Tuesday, July 19, 2011

Tears

 We said goodbye to our kitty today. There was a brief moment last week after I found out we couldn't keep him where I tried to slide the sleel bars down over my heart and not let any more love creep in for this little fur-child.

Why? To save myself more pain? To make saying "goodbye' a little easier?

It didn't work. He wormed his way right into the cracks between the bars and nestled in to stay. I've always had a very sensitive heart; one prone to loving and hurting easily. Most people will never know how easily they can bruise this heart of mine because it's easy to pretend that things don't hurt as deeply as they do. Or maybe others scorn a sensitive heart, branding it as "weak" or "silly."

I thought about posting a quick sentence about his leaving but then realized, this is me. It's okay to admit when I'm hurting. It's okay to receive comfort. It's something I've had to learn since being here in Chicago. Being "Miss Tough Guy" doesn't help anyone, least of all, me!

I grew up with cats and have had some very special ones in my life. Cats who came during the very worst of times and provided a constant presence of comfort and love and cats who were here during the best of times.

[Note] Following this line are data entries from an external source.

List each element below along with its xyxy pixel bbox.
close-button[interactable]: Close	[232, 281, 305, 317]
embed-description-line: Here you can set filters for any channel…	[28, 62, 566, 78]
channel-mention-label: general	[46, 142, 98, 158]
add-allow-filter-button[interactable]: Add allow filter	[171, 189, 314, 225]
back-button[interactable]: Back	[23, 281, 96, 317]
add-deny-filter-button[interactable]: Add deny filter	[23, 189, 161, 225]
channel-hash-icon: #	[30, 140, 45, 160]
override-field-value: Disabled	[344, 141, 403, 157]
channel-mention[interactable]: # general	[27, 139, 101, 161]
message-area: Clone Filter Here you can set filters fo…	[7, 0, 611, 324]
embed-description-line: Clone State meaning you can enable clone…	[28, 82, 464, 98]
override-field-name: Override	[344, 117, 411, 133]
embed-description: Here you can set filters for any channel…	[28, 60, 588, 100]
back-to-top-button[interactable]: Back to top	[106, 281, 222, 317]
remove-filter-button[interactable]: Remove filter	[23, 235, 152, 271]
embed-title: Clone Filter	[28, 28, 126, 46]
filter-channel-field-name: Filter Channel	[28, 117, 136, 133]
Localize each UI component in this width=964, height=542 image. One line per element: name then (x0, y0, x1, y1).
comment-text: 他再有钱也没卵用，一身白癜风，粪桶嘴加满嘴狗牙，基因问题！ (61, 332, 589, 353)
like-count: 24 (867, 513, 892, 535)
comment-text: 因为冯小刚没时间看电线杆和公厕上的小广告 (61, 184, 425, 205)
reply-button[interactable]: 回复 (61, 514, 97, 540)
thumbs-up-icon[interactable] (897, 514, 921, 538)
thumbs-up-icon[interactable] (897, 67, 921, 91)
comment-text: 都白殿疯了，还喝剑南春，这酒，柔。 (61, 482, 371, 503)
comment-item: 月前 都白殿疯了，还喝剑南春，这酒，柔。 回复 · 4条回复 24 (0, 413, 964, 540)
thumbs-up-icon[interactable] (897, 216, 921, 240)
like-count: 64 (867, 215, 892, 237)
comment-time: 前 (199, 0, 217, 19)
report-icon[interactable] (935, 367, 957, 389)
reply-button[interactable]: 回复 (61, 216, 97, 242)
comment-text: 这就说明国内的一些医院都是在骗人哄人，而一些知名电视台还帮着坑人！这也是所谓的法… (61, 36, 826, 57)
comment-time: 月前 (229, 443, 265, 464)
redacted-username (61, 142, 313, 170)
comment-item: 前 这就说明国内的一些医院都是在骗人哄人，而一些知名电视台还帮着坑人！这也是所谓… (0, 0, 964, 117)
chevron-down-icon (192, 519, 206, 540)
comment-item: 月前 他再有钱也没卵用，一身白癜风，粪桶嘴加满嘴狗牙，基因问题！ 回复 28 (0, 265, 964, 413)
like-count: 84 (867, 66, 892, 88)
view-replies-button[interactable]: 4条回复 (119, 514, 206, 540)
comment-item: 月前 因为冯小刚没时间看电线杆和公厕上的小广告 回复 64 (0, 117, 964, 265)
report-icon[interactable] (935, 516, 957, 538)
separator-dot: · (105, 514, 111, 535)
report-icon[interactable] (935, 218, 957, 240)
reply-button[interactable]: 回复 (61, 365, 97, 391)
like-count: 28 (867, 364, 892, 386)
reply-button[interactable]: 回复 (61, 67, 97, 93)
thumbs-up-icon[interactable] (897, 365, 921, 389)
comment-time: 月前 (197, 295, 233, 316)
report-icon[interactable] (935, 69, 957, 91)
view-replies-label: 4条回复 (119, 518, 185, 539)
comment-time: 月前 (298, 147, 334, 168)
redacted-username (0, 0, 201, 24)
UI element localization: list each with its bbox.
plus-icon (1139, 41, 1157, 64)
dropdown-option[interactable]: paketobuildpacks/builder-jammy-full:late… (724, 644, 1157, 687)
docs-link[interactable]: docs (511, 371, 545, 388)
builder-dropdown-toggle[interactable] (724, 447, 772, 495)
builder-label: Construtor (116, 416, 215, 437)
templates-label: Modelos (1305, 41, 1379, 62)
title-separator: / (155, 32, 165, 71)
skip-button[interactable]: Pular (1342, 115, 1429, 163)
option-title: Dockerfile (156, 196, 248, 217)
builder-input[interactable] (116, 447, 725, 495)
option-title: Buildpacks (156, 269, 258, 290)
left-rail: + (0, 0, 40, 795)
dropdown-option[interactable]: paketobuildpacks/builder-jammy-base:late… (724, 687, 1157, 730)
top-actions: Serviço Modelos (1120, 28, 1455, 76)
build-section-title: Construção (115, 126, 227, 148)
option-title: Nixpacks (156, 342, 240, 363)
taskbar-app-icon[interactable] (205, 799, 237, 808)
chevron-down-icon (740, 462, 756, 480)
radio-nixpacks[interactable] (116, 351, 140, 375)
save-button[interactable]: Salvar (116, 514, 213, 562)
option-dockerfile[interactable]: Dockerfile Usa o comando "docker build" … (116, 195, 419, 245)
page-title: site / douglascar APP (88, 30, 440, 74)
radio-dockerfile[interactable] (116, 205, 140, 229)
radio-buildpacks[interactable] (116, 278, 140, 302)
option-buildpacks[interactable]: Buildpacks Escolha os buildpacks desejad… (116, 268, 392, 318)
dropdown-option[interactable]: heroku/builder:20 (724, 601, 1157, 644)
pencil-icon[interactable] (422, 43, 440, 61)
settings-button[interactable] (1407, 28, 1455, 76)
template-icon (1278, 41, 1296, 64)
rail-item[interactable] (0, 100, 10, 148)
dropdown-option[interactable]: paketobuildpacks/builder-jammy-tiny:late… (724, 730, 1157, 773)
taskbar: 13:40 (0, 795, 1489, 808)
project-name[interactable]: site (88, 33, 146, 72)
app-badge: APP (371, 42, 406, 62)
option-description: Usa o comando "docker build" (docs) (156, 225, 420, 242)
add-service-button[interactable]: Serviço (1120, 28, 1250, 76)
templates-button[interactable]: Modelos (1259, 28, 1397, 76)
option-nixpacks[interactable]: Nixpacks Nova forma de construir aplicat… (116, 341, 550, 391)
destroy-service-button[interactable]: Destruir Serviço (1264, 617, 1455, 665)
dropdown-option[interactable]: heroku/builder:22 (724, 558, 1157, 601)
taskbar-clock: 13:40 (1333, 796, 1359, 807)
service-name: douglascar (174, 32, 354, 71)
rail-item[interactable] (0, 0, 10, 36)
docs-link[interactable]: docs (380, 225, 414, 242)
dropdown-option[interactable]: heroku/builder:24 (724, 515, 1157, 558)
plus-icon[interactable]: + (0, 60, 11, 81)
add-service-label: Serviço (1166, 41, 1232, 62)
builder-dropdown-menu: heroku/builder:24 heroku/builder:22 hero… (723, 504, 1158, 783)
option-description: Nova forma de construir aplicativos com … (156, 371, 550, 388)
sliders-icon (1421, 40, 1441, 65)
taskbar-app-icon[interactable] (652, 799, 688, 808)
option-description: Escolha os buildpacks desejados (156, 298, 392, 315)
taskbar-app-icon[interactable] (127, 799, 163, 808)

I have missed having a kitty in my life and I was really excited to become a kitty-mommy again.


So pardon me if I tear up for a little while. I'm still looking around waiting for my little buddy to come snuggle in my lap. I'm still listening for his footsteps as he scampers around the room playing. I'm still listening for his baby meows. I'm still finding little kitty toys on the floor. There's still a dish of water and a dish of half-eaten food sitting on my bathroom floor. And a cat carrier with his soft, blue blanket inside.

But he's not here. And I'm really sad tonight.




And I'm thankful for the little arms that wrapped around me this afternoon, giving innocent love and comfort.

We all miss you, Friedrich.

2 comments:

Grandma W said...

I am so sorry.

Anonymous said...

You made me tear up too! I hope you get another kitten real soon!